Proactively Work Within Government Mandates

Local authorities intimately understand your local municipal economy’s gifts, shortcomings, and how they might play out in defense of stirring up COVID-19 transmission even more. Monitoring local regulations and municipal mandates are best done through a planning and response team. This is a cross-department pandemic specialty committee that includes an amalgamation of workers from all over an entity’s departmental spectrum.

They also must maintain a constant, free-flowing dialogue with customers and workers alike to learn about real-time exposure to coronavirus or rumors of coworkers’ alleged symptoms, for example.

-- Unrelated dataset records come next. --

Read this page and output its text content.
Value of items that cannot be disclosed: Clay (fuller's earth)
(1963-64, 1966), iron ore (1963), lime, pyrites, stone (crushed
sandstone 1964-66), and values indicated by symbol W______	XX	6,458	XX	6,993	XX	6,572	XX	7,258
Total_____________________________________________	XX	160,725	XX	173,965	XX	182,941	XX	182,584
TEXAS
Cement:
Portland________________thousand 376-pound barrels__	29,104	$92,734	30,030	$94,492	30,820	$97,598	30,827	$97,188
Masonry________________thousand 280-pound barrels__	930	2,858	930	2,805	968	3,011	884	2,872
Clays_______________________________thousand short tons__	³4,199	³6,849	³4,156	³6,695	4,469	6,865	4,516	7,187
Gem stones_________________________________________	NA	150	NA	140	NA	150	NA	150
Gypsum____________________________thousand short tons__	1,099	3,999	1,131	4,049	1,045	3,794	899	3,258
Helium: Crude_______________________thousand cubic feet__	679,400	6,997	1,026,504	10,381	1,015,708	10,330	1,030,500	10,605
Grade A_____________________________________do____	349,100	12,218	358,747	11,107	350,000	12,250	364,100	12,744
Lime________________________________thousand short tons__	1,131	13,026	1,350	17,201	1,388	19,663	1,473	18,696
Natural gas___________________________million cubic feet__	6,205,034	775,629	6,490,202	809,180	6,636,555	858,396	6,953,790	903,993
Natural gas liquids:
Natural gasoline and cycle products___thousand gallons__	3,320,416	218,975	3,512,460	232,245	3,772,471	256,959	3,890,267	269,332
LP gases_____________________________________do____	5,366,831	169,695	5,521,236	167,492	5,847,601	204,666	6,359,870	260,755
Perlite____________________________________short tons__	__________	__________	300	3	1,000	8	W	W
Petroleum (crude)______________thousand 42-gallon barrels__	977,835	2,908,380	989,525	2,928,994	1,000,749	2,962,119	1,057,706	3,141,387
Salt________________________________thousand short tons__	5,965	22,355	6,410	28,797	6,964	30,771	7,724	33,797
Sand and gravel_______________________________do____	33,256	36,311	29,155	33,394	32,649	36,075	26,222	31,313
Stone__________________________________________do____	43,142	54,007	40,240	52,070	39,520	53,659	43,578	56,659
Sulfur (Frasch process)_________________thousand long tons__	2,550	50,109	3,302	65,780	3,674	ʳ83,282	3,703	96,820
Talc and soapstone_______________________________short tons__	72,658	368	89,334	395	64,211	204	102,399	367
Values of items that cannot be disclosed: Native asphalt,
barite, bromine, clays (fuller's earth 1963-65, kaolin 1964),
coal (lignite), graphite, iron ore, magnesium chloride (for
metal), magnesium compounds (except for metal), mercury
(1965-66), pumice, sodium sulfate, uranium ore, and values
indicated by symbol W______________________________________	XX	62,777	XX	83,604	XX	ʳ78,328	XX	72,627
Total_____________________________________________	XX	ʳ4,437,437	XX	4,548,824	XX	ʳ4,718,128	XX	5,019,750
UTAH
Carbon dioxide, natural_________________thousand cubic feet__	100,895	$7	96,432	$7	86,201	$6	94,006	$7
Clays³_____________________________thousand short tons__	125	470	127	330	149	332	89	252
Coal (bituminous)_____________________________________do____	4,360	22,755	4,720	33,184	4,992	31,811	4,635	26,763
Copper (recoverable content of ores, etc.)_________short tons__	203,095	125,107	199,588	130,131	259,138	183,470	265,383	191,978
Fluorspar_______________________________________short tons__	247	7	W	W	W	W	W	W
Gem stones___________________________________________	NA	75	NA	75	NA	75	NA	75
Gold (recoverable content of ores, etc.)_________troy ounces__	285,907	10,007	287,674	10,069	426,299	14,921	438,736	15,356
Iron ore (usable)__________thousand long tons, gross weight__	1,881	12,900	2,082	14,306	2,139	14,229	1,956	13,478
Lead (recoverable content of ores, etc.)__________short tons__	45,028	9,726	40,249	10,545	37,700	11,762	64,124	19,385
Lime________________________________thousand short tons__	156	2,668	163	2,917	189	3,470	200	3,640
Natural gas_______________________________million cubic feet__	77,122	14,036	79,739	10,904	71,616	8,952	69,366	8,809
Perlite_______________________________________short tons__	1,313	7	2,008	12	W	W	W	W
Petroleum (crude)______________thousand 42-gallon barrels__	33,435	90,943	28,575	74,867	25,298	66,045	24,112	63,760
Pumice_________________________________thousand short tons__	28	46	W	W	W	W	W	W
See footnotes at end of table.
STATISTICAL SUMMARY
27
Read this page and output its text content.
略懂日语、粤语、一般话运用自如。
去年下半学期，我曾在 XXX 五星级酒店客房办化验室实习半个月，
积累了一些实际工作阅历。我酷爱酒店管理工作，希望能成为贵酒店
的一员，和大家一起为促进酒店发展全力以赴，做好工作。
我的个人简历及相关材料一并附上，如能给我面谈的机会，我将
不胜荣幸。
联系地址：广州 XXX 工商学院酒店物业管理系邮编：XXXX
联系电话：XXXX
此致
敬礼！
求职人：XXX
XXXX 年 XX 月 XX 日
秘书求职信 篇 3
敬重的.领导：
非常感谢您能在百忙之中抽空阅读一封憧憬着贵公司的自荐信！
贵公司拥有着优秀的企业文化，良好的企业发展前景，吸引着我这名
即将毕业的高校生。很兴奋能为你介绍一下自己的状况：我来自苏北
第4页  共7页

Workspace Reorganization to Promote Social Distancing by Design

Workers may feel overworked or stressed by having to focus on their responsibilities and maintain six feet of distance between themselves and coworkers, wearing high-quality medical masks, constantly washing their hands, and otherwise reducing the harm posed by coronavirus transmission. Even if you have to lay off helpful workers or relegate a major chunk of your workforce to work remotely, as long as you can assure 100% adherence to social distance rules; doing so is worth maintaining a competitive advantage over competitors who don’t choose to open back up alongside you.

Creating Cleaning Rules and Requirements

If you want to keep your employees safe and healthy, you will need to follow certain cleaning standards. Any areas that different employees frequently touched should be sanitized regularly, ideally after every use or touch. Designate one person, like an office manager, to routinely clean other frequently touched places like door handles, drink machines, etc. It may also be wise to hire coronavirus disinfection services to come in at the end of the day and give everything a good cleaning.

Hiring a Medical Professional to Monitor Employees for Symptoms

Fever, cough, and shortness of breath aren’t guaranteed symptoms of SARS-CoV-2, though they’ve turned out to be fairly reliable indicators of people who have the brand-new respiratory disease. All experts recommend keeping workers and patrons with such symptoms away from your workspace, especially out of indoor areas. Get a nurse or a medical technician to stay on top of temperature readings, as well as basic screenings for other common COVID-19 symptoms.

If at all possible, return to work remotely. Make sure you will provide basic personal protective equipment (PPE) like respiratory shields or surgical masks; regular drills and refreshers on personal respiratory protocol is also a sign of a responsible employer, not to mention something to help absolve liability. Don’t forget — safety above all else, even operating losses.